Shelbyville native Cari Rincker is an author, lawyer, farmer, speaker, teacher, athlete, blogger, and soon-to-be podcaster.
But the woman of many trades puts it mildly.
"I wear a lot of different hats," she said recently.
The busy, successful career is driven by lessons learned from growing up on a farm, Rincker said, where she not only had fun – catching tadpoles in a creek and riding in the back of her dad's pickup – but worked hard.
"People ask me a lot what I think my key to success is and my response is always the same," said Rincker, 38. "That it's hard work, and it's the kind of hard work I learned growing up on my farm. Baling hay. Showing cattle through 4-H and FFA. I think that that work ethic has stuck with me through everything I do.”
After living in New York City for a decade, Rincker came home to Illinois and now tends a farm outside of Champaign, where one of her law offices is. She has cattle, goats, chicken, and rabbits that she takes care of before and after her office work.
"I really look forward to that time at five or six in the morning or whenever I wake up where I spend a half an hour or 45 minutes to go feed the animals, water the garden, and spend some time with my dog," Rincker said. "Because of what I do for a living -- I'm behind a desk in front of a computer screen -- I really look forward to doing physical labor. It's a nice change in the day."
Rincker has a focus on food, agriculture, and family law, with the latter concentration being an unexpected, but now treasured, practice. She said helping families through conflict and through transitions has been very meaningful to her.
"I completely fell into family law because I was trying to pay rent," she said. "There's a saying with lawyers that sometimes you don't find your practice, your practice finds you. And I feel very much that way about the family law side of my practice.”
One of Rincker's books, Field Manual: Legal Guide for New York Farmers & Food Entrepreneurs, combines her background on the farm and in the courthouse. She urges farmers to treat their farm as a business and get their contracts in writing.

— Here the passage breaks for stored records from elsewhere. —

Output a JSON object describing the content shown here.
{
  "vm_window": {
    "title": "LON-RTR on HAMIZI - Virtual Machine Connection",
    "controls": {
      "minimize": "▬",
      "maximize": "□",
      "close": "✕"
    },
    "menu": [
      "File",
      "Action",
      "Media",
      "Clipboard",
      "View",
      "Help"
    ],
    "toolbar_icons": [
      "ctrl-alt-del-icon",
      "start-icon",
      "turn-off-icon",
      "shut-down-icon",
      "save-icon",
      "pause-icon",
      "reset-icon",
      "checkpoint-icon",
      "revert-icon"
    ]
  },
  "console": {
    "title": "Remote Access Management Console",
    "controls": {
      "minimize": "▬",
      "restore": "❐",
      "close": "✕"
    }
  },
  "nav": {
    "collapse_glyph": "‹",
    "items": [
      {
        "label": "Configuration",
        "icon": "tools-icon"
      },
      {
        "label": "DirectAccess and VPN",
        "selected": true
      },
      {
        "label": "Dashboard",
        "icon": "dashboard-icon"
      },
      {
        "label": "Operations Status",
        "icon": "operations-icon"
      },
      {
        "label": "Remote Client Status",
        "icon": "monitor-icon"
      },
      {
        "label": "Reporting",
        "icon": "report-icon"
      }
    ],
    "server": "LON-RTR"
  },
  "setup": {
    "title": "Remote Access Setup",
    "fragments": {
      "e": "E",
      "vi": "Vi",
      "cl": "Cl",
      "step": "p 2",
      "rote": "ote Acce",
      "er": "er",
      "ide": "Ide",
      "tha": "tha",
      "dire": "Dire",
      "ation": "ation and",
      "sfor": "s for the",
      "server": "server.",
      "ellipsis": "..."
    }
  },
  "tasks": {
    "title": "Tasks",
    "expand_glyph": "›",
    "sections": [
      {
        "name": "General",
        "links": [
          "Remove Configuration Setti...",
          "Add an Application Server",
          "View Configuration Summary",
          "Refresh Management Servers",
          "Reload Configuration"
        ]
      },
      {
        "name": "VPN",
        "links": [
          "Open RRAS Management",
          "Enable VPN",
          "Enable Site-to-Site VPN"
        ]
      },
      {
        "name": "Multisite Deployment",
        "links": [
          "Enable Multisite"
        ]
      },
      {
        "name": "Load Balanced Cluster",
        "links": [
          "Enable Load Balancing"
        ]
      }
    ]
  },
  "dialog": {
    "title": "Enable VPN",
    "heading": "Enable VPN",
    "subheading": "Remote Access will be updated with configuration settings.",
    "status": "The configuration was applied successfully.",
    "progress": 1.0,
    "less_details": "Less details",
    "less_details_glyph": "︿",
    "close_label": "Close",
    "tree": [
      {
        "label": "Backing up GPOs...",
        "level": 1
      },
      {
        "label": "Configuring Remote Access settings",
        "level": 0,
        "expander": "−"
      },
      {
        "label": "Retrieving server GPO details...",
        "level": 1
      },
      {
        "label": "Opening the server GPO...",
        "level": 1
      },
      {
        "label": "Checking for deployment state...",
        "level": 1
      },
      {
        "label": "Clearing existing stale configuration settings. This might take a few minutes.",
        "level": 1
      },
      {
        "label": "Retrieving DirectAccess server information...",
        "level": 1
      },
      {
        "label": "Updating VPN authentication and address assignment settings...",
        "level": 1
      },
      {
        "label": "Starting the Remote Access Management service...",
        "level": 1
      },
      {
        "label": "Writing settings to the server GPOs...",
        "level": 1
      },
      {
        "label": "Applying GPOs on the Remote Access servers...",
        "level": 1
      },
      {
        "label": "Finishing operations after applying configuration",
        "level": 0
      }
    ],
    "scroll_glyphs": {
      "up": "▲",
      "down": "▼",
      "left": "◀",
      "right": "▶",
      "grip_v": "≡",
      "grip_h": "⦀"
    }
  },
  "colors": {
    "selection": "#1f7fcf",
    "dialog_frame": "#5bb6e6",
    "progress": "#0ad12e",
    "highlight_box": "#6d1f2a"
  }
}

"I feel that farmers are reluctant to put contracts in writing," she said. "Mostly because they're dealing with people they trust and know. And culturally, agricultural people are a trusting culture. It's a handshake culture. But people end up calling me when those types of agreements go sour for whatever reason."
An Illinois version of the book is in the works and will hopefully be available by 2019, Rincker said.
Rincker is an adjunct professor at Vermont Law School teaching an online agriculture and environmental law course. In addition to the class, she said she likes meeting with farmers and breaking down how laws affect their lives. In the future, she'd like her Champaign farm to be a place where students can visit and learn about agricultural production.
"I'm an educator by blood,” she said.